LPJ : On dit aussi qu’il a un esprit rebelle
Marie-Ange Brayer : Oui, Sottsass a été novateur a toutes les périodes de sa vie et c’est vrai qu’à chaque fois, il a été quelqu’un qui a choisit des chemins de traverse, dans l’après-guerre, dans les années 50 avec Olivetti, dans les années 60 avec les radicaux italiens, avec Memphis; tous ces chemins de traverse l’ont amené à créer des nouveaux langages de création pour le design et à rechercher aussi une dimension profondément spirituelle. Il a donc redonné une dimension humaine au design à l’époque de l’industrialisation.
Sottsass mettait en avant la fonction thérapeutique du design donc les objets devaient être la aussi pour soigner, pour porter chance, c’était des objets qui accompagnaient la vie de chacun
Il y a eut, dit-on, des déclics dans sa vie. Quels ont été ces déclics? New York, l’Inde?
Marie-Ange Brayer : Il y a eut beaucoup de déclics dans sa vie, le premier, et sans doute le plus important, fut sans doute son expérience en Inde où il part en voyage durant plusieurs mois avec sa première épouse, Fernanda Pivano. Il en revient gravement malade. Il va donc vivre l’expérience de sa vie la plus flamboyante avec son voyage en Inde et ensuite l’expérience de la mort, qu’il frôle vraiment. Adriano Olivetti lui permet d’être soigné aux Etats-Unis, en Californie, et donc là il va renaître à la vie. C’est sans doute un des moments les plus forts pour Sottsass.
C’est une première exposition en Espagne, à Malaga, quels sont les points importants de cette exposition?
Marie-Ange Brayer : Ce qui est tout a fait nouveau dans cette exposition, c’est que l’on démarre dès les années 40. Généralement, on connait de Sottsass la période Memphis, les années 80, mais ce parcours montre comment il débute, son parcours, pas du tout comme designer mais comme artiste, il fait de la peinture, de la sculpture, dans l’après guerre il commence à concevoir des objets d’ameublement pour des intérieurs .
On voit dès le début de cette exposition à quel point, dès les années 40, c’est un novateur extraordinaire par les formes des objets, par l’emploi de la couleur, par l’emploi de matériaux innovants, on a déjà toute l’inventivité incroyable de Sottsass dès ces années 40, alors qu’il démarre à peine sa carrière de créateur.

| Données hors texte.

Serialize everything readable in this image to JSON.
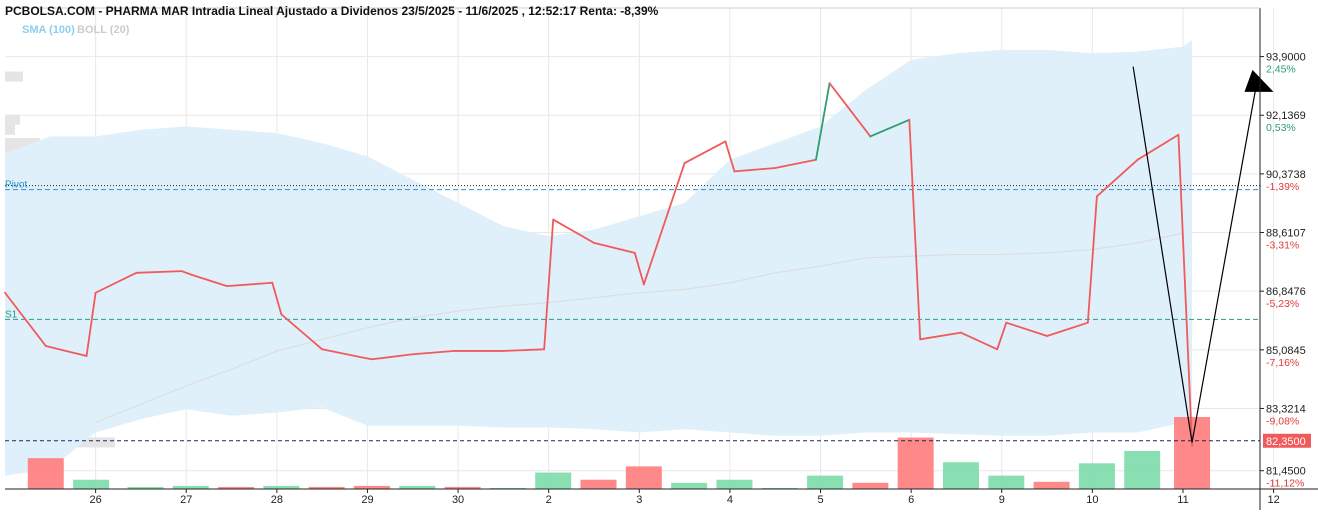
{
  "chart_data": {
    "type": "line",
    "title": "PCBOLSA.COM - PHARMA MAR Intradia Lineal Ajustado a Dividenos 23/5/2025 - 11/6/2025 , 12:52:17 Renta: -8,39%",
    "legend": [
      {
        "label": "SMA (100)",
        "color": "#8fcdf0"
      },
      {
        "label": "BOLL (20)",
        "color": "#cccccc"
      }
    ],
    "colors": {
      "up": "#2e9e6e",
      "down": "#f05a5a",
      "band_fill": "#e0f0fb",
      "sma_line": "#dddddd",
      "grid": "#e8e8e8",
      "volume_up": "#7ddcaa",
      "volume_down": "#ff7c7c",
      "pivot_line": "#2f8fcf",
      "s1_line": "#2a9a88",
      "last_price_bg": "#f05a5a",
      "pct_up": "#2e9e6e",
      "pct_down": "#e23b3b"
    },
    "x_ticks": [
      "26",
      "27",
      "28",
      "29",
      "30",
      "2",
      "3",
      "4",
      "5",
      "6",
      "9",
      "10",
      "11",
      "12"
    ],
    "y_ticks": [
      {
        "price": "93,9000",
        "pct": "2,45%",
        "dir": "up",
        "value": 93.9
      },
      {
        "price": "92,1369",
        "pct": "0,53%",
        "dir": "up",
        "value": 92.1369
      },
      {
        "price": "90,3738",
        "pct": "-1,39%",
        "dir": "down",
        "value": 90.3738
      },
      {
        "price": "88,6107",
        "pct": "-3,31%",
        "dir": "down",
        "value": 88.6107
      },
      {
        "price": "86,8476",
        "pct": "-5,23%",
        "dir": "down",
        "value": 86.8476
      },
      {
        "price": "85,0845",
        "pct": "-7,16%",
        "dir": "down",
        "value": 85.0845
      },
      {
        "price": "83,3214",
        "pct": "-9,08%",
        "dir": "down",
        "value": 83.3214
      },
      {
        "price": "81,4500",
        "pct": "-11,12%",
        "dir": "down",
        "value": 81.45
      }
    ],
    "ylim": [
      80.9,
      95.0
    ],
    "xlim": [
      0,
      13.85
    ],
    "last_price": {
      "label": "82,3500",
      "value": 82.35
    },
    "levels": [
      {
        "name": "Pivot",
        "value": 89.9
      },
      {
        "name": "S1",
        "value": 86.0
      }
    ],
    "price_series": [
      {
        "x": 0.0,
        "y": 86.8
      },
      {
        "x": 0.45,
        "y": 85.2
      },
      {
        "x": 0.9,
        "y": 84.9
      },
      {
        "x": 1.0,
        "y": 86.8
      },
      {
        "x": 1.45,
        "y": 87.4
      },
      {
        "x": 1.95,
        "y": 87.45
      },
      {
        "x": 2.05,
        "y": 87.35
      },
      {
        "x": 2.45,
        "y": 87.0
      },
      {
        "x": 2.95,
        "y": 87.1
      },
      {
        "x": 3.05,
        "y": 86.15
      },
      {
        "x": 3.5,
        "y": 85.1
      },
      {
        "x": 3.95,
        "y": 84.85
      },
      {
        "x": 4.05,
        "y": 84.8
      },
      {
        "x": 4.5,
        "y": 84.95
      },
      {
        "x": 4.95,
        "y": 85.05
      },
      {
        "x": 5.5,
        "y": 85.05
      },
      {
        "x": 5.95,
        "y": 85.1
      },
      {
        "x": 6.05,
        "y": 89.0
      },
      {
        "x": 6.5,
        "y": 88.3
      },
      {
        "x": 6.95,
        "y": 88.0
      },
      {
        "x": 7.05,
        "y": 87.05
      },
      {
        "x": 7.5,
        "y": 90.7
      },
      {
        "x": 7.95,
        "y": 91.35
      },
      {
        "x": 8.05,
        "y": 90.45
      },
      {
        "x": 8.5,
        "y": 90.55
      },
      {
        "x": 8.95,
        "y": 90.8
      },
      {
        "x": 9.1,
        "y": 93.1
      },
      {
        "x": 9.55,
        "y": 91.5
      },
      {
        "x": 9.98,
        "y": 92.0
      },
      {
        "x": 10.1,
        "y": 85.4
      },
      {
        "x": 10.55,
        "y": 85.6
      },
      {
        "x": 10.95,
        "y": 85.1
      },
      {
        "x": 11.05,
        "y": 85.9
      },
      {
        "x": 11.5,
        "y": 85.5
      },
      {
        "x": 11.95,
        "y": 85.9
      },
      {
        "x": 12.05,
        "y": 89.7
      },
      {
        "x": 12.5,
        "y": 90.8
      },
      {
        "x": 12.95,
        "y": 91.55
      },
      {
        "x": 13.1,
        "y": 82.2
      }
    ],
    "boll_upper": [
      {
        "x": 0.0,
        "y": 91.0
      },
      {
        "x": 0.5,
        "y": 91.5
      },
      {
        "x": 1.0,
        "y": 91.5
      },
      {
        "x": 1.5,
        "y": 91.7
      },
      {
        "x": 2.0,
        "y": 91.8
      },
      {
        "x": 2.5,
        "y": 91.7
      },
      {
        "x": 3.0,
        "y": 91.6
      },
      {
        "x": 3.5,
        "y": 91.3
      },
      {
        "x": 4.0,
        "y": 90.9
      },
      {
        "x": 4.5,
        "y": 90.2
      },
      {
        "x": 5.0,
        "y": 89.5
      },
      {
        "x": 5.5,
        "y": 88.8
      },
      {
        "x": 6.0,
        "y": 88.5
      },
      {
        "x": 6.5,
        "y": 88.7
      },
      {
        "x": 7.0,
        "y": 89.1
      },
      {
        "x": 7.5,
        "y": 89.5
      },
      {
        "x": 8.0,
        "y": 90.8
      },
      {
        "x": 8.5,
        "y": 91.3
      },
      {
        "x": 9.0,
        "y": 91.8
      },
      {
        "x": 9.5,
        "y": 92.9
      },
      {
        "x": 10.0,
        "y": 93.8
      },
      {
        "x": 10.5,
        "y": 94.0
      },
      {
        "x": 11.0,
        "y": 94.1
      },
      {
        "x": 11.5,
        "y": 94.1
      },
      {
        "x": 12.0,
        "y": 94.0
      },
      {
        "x": 12.5,
        "y": 94.05
      },
      {
        "x": 13.0,
        "y": 94.2
      },
      {
        "x": 13.1,
        "y": 94.4
      }
    ],
    "boll_lower": [
      {
        "x": 0.0,
        "y": 81.3
      },
      {
        "x": 0.5,
        "y": 81.5
      },
      {
        "x": 1.0,
        "y": 82.6
      },
      {
        "x": 1.5,
        "y": 83.0
      },
      {
        "x": 2.0,
        "y": 83.3
      },
      {
        "x": 2.5,
        "y": 83.1
      },
      {
        "x": 3.0,
        "y": 83.2
      },
      {
        "x": 3.5,
        "y": 83.35
      },
      {
        "x": 4.0,
        "y": 82.8
      },
      {
        "x": 4.5,
        "y": 82.8
      },
      {
        "x": 5.0,
        "y": 82.8
      },
      {
        "x": 5.5,
        "y": 82.75
      },
      {
        "x": 6.0,
        "y": 82.75
      },
      {
        "x": 6.5,
        "y": 82.7
      },
      {
        "x": 7.0,
        "y": 82.6
      },
      {
        "x": 7.5,
        "y": 82.7
      },
      {
        "x": 8.0,
        "y": 82.6
      },
      {
        "x": 8.5,
        "y": 82.5
      },
      {
        "x": 9.0,
        "y": 82.5
      },
      {
        "x": 9.5,
        "y": 82.6
      },
      {
        "x": 10.0,
        "y": 82.6
      },
      {
        "x": 10.5,
        "y": 82.55
      },
      {
        "x": 11.0,
        "y": 82.5
      },
      {
        "x": 11.5,
        "y": 82.5
      },
      {
        "x": 12.0,
        "y": 82.6
      },
      {
        "x": 12.5,
        "y": 82.6
      },
      {
        "x": 13.0,
        "y": 82.9
      },
      {
        "x": 13.1,
        "y": 83.0
      }
    ],
    "sma_series": [
      {
        "x": 1.0,
        "y": 82.9
      },
      {
        "x": 1.5,
        "y": 83.45
      },
      {
        "x": 2.0,
        "y": 84.0
      },
      {
        "x": 2.5,
        "y": 84.5
      },
      {
        "x": 3.0,
        "y": 85.05
      },
      {
        "x": 3.5,
        "y": 85.4
      },
      {
        "x": 4.0,
        "y": 85.75
      },
      {
        "x": 4.5,
        "y": 86.05
      },
      {
        "x": 5.0,
        "y": 86.25
      },
      {
        "x": 5.5,
        "y": 86.4
      },
      {
        "x": 6.0,
        "y": 86.5
      },
      {
        "x": 6.5,
        "y": 86.65
      },
      {
        "x": 7.0,
        "y": 86.8
      },
      {
        "x": 7.5,
        "y": 86.9
      },
      {
        "x": 8.0,
        "y": 87.1
      },
      {
        "x": 8.5,
        "y": 87.4
      },
      {
        "x": 9.0,
        "y": 87.6
      },
      {
        "x": 9.5,
        "y": 87.85
      },
      {
        "x": 10.0,
        "y": 87.9
      },
      {
        "x": 10.5,
        "y": 87.95
      },
      {
        "x": 11.0,
        "y": 87.95
      },
      {
        "x": 11.5,
        "y": 88.0
      },
      {
        "x": 12.0,
        "y": 88.1
      },
      {
        "x": 12.5,
        "y": 88.3
      },
      {
        "x": 13.0,
        "y": 88.6
      }
    ],
    "volume": [
      {
        "x": 0.45,
        "value": 30,
        "dir": "down"
      },
      {
        "x": 0.95,
        "value": 9,
        "dir": "up"
      },
      {
        "x": 1.55,
        "value": 2,
        "dir": "up"
      },
      {
        "x": 2.05,
        "value": 3,
        "dir": "up"
      },
      {
        "x": 2.55,
        "value": 2,
        "dir": "down"
      },
      {
        "x": 3.05,
        "value": 3,
        "dir": "up"
      },
      {
        "x": 3.55,
        "value": 2,
        "dir": "down"
      },
      {
        "x": 4.05,
        "value": 3,
        "dir": "down"
      },
      {
        "x": 4.55,
        "value": 3,
        "dir": "up"
      },
      {
        "x": 5.05,
        "value": 2,
        "dir": "down"
      },
      {
        "x": 5.55,
        "value": 1,
        "dir": "up"
      },
      {
        "x": 6.05,
        "value": 16,
        "dir": "up"
      },
      {
        "x": 6.55,
        "value": 9,
        "dir": "down"
      },
      {
        "x": 7.05,
        "value": 22,
        "dir": "down"
      },
      {
        "x": 7.55,
        "value": 6,
        "dir": "up"
      },
      {
        "x": 8.05,
        "value": 9,
        "dir": "up"
      },
      {
        "x": 8.55,
        "value": 1,
        "dir": "up"
      },
      {
        "x": 9.05,
        "value": 13,
        "dir": "up"
      },
      {
        "x": 9.55,
        "value": 6,
        "dir": "down"
      },
      {
        "x": 10.05,
        "value": 50,
        "dir": "down"
      },
      {
        "x": 10.55,
        "value": 26,
        "dir": "up"
      },
      {
        "x": 11.05,
        "value": 13,
        "dir": "up"
      },
      {
        "x": 11.55,
        "value": 7,
        "dir": "down"
      },
      {
        "x": 12.05,
        "value": 25,
        "dir": "up"
      },
      {
        "x": 12.55,
        "value": 37,
        "dir": "up"
      },
      {
        "x": 13.1,
        "value": 70,
        "dir": "down"
      }
    ],
    "volume_profile": [
      {
        "price": 93.3,
        "value": 18
      },
      {
        "price": 92.0,
        "value": 15
      },
      {
        "price": 91.7,
        "value": 10
      },
      {
        "price": 91.3,
        "value": 35
      },
      {
        "price": 91.0,
        "value": 65
      },
      {
        "price": 90.6,
        "value": 20
      },
      {
        "price": 90.0,
        "value": 30
      },
      {
        "price": 89.5,
        "value": 28
      },
      {
        "price": 89.0,
        "value": 20
      },
      {
        "price": 88.6,
        "value": 15
      },
      {
        "price": 87.7,
        "value": 18
      },
      {
        "price": 87.3,
        "value": 22
      },
      {
        "price": 86.9,
        "value": 20
      },
      {
        "price": 86.5,
        "value": 15
      },
      {
        "price": 86.1,
        "value": 12
      },
      {
        "price": 85.5,
        "value": 30
      },
      {
        "price": 85.1,
        "value": 90
      },
      {
        "price": 84.8,
        "value": 125
      },
      {
        "price": 84.5,
        "value": 22
      },
      {
        "price": 82.6,
        "value": 25
      },
      {
        "price": 82.3,
        "value": 110
      }
    ],
    "projection_arrows": [
      {
        "from": {
          "x": 12.45,
          "y": 93.6
        },
        "to": {
          "x": 13.1,
          "y": 82.3
        }
      },
      {
        "from": {
          "x": 13.1,
          "y": 82.3
        },
        "to": {
          "x": 13.8,
          "y": 93.5
        }
      }
    ],
    "grid": true
  }
}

C’est donc un moment très fort ce début de l’exposition, qui nous mène ensuite jusqu’au mouvement Memphis, avec les objets qui l’ont fait connaitre. Le visiteur pourra visiter les céramiques, qui sont des objets, très rares, uniques, qui incarnent vraiment cette dimension thérapeutique du design de Sottsass, la céramique comme un exercice spirituel qui relie l’homme au cosmos. On peut les voir avec des photographies de ses voyages en Inde.
En même temps, on a voulu montrer que le design industriel avec Olivetti, qui date de la même période, fin des années 50, années 60, est complètement complémentaire. Sottsass d’ailleurs mettait la machine Valentine, sur des céramiques. Donc, pour lui c’est les deux faces d’une même création, il ne va pas opposer l’objet fonctionnel-rationnel à une dimension plus spirituelle. C’est la même recherche.
A l’entrée de l’exposition, un objet fonctionnel et un objet évidemment complètement spirituel, influencé par la philosophie orientale
Pour conclure, parlez-nous de cet objet à l’entrée de l’exposition, pourquoi est-il si important?
Marie-Ange Brayer : À l’entrée de l’exposition, on a choisi un objet d’une petite entreprise italienne, réédité aujourd’hui mais qui à l’époque avait une vingtaine d’exemplaires, une création qui montre toute la philosophie de Sottsass, le travail sur les formes, les matériaux les couleurs, l’idée de transformer l’objet, car le fauteuil se transforme en tapis. On a à la fois du tissu, du bois, une combination très hétéroclite que l’on retrouve dans sa période “Memphis”. C’est à la fois un objet fonctionnel et un objet évidemment complètement spirituel, influencé par la philosophie orientale.
Merci Mme la commissaire, pour vos informations sur cette exposition exceptionnelle !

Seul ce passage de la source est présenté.